Alexandre Delaigue : Concernant les politiques d'incitation, il est possible de citer le cas des chaudières à fioul, qui sont passées du statut d'instrument moderne permettant de lutter contre le réchauffement climatique à un statut de pollueur. De façon générale, l'utilisation du diesel et du mazout était, jusqu'il y a très peu de temps, la piste principale pour réduire nos émissions de CO2 dans les transports et dans le chauffage, tout simplement parce que le diesel consomme moins d'énergie que l'essence. On voit comment cet argumentaire a évolué au cours de ces derniers mois. 

On pourrait également ajouter, dans une période un peu plus ancienne, le moment ou nous avons subventionné de façon très importante les panneaux solaires. Nous l'avons fait avec des aides fiscales considérables qui ont été données aux ménages pour qu'ils puissent s'équiper, avant de revenir en arrière d'un seul coup lorsque nous nous sommes rendus compte que cela risquait de coûter très cher à EDF, et que l'essentiel des panneaux solaires que les ménages achetaient étaient ceux qui étaient les moins chers, c'est à dire fabriqués en Chine.

Mais il y a surtout, et bien sur, la question du nucléaire qui est passée du statut de la technologie française d'avenir à un statut de technologie qui doit absolument disparaître.

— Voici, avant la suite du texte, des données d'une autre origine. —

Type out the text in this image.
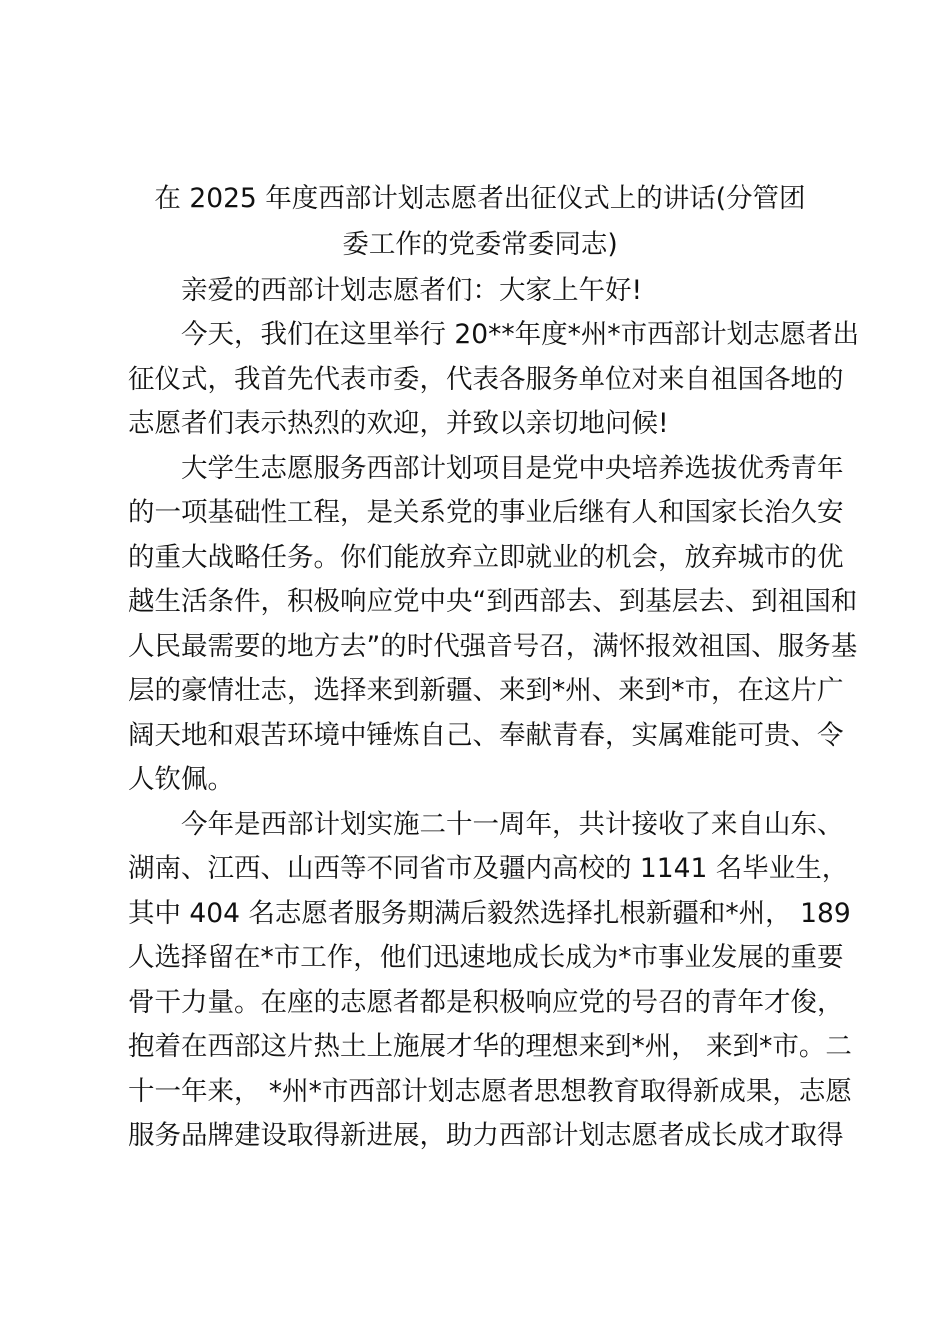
在 2025 年度西部计划志愿者出征仪式上的讲话(分管团
委工作的党委常委同志)

亲爱的西部计划志愿者们：大家上午好!

今天，我们在这里举行 20**年度*州*市西部计划志愿者出
征仪式，我首先代表市委，代表各服务单位对来自祖国各地的
志愿者们表示热烈的欢迎，并致以亲切地问候!

大学生志愿服务西部计划项目是党中央培养选拔优秀青年
的一项基础性工程，是关系党的事业后继有人和国家长治久安
的重大战略任务。你们能放弃立即就业的机会，放弃城市的优
越生活条件，积极响应党中央“到西部去、到基层去、到祖国和
人民最需要的地方去”的时代强音号召，满怀报效祖国、服务基
层的豪情壮志，选择来到新疆、来到*州、来到*市，在这片广
阔天地和艰苦环境中锤炼自己、奉献青春，实属难能可贵、令
人钦佩。

今年是西部计划实施二十一周年，共计接收了来自山东、
湖南、江西、山西等不同省市及疆内高校的 1141 名毕业生，
其中 404 名志愿者服务期满后毅然选择扎根新疆和*州， 189
人选择留在*市工作，他们迅速地成长成为*市事业发展的重要
骨干力量。在座的志愿者都是积极响应党的号召的青年才俊，
抱着在西部这片热土上施展才华的理想来到*州， 来到*市。二
十一年来， *州*市西部计划志愿者思想教育取得新成果，志愿
服务品牌建设取得新进展，助力西部计划志愿者成长成才取得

Mais dans ce domaine, nous n'en sommes pas à un seul revirement, parce que l'on peut considérer qu'il y a un revirement en la matière à chaque nouveau ministre. En définitive, il est bien difficile de savoir ce qu'est la politique française vis-à-vis de ces filières. On a l'impression que l'on voudrait avoir le nucléaire tout en ne l'ayant pas.

Quelles sont les recettes habituelles de ce type de revirements ? Quelles sont les sources d'erreur habituelle ? 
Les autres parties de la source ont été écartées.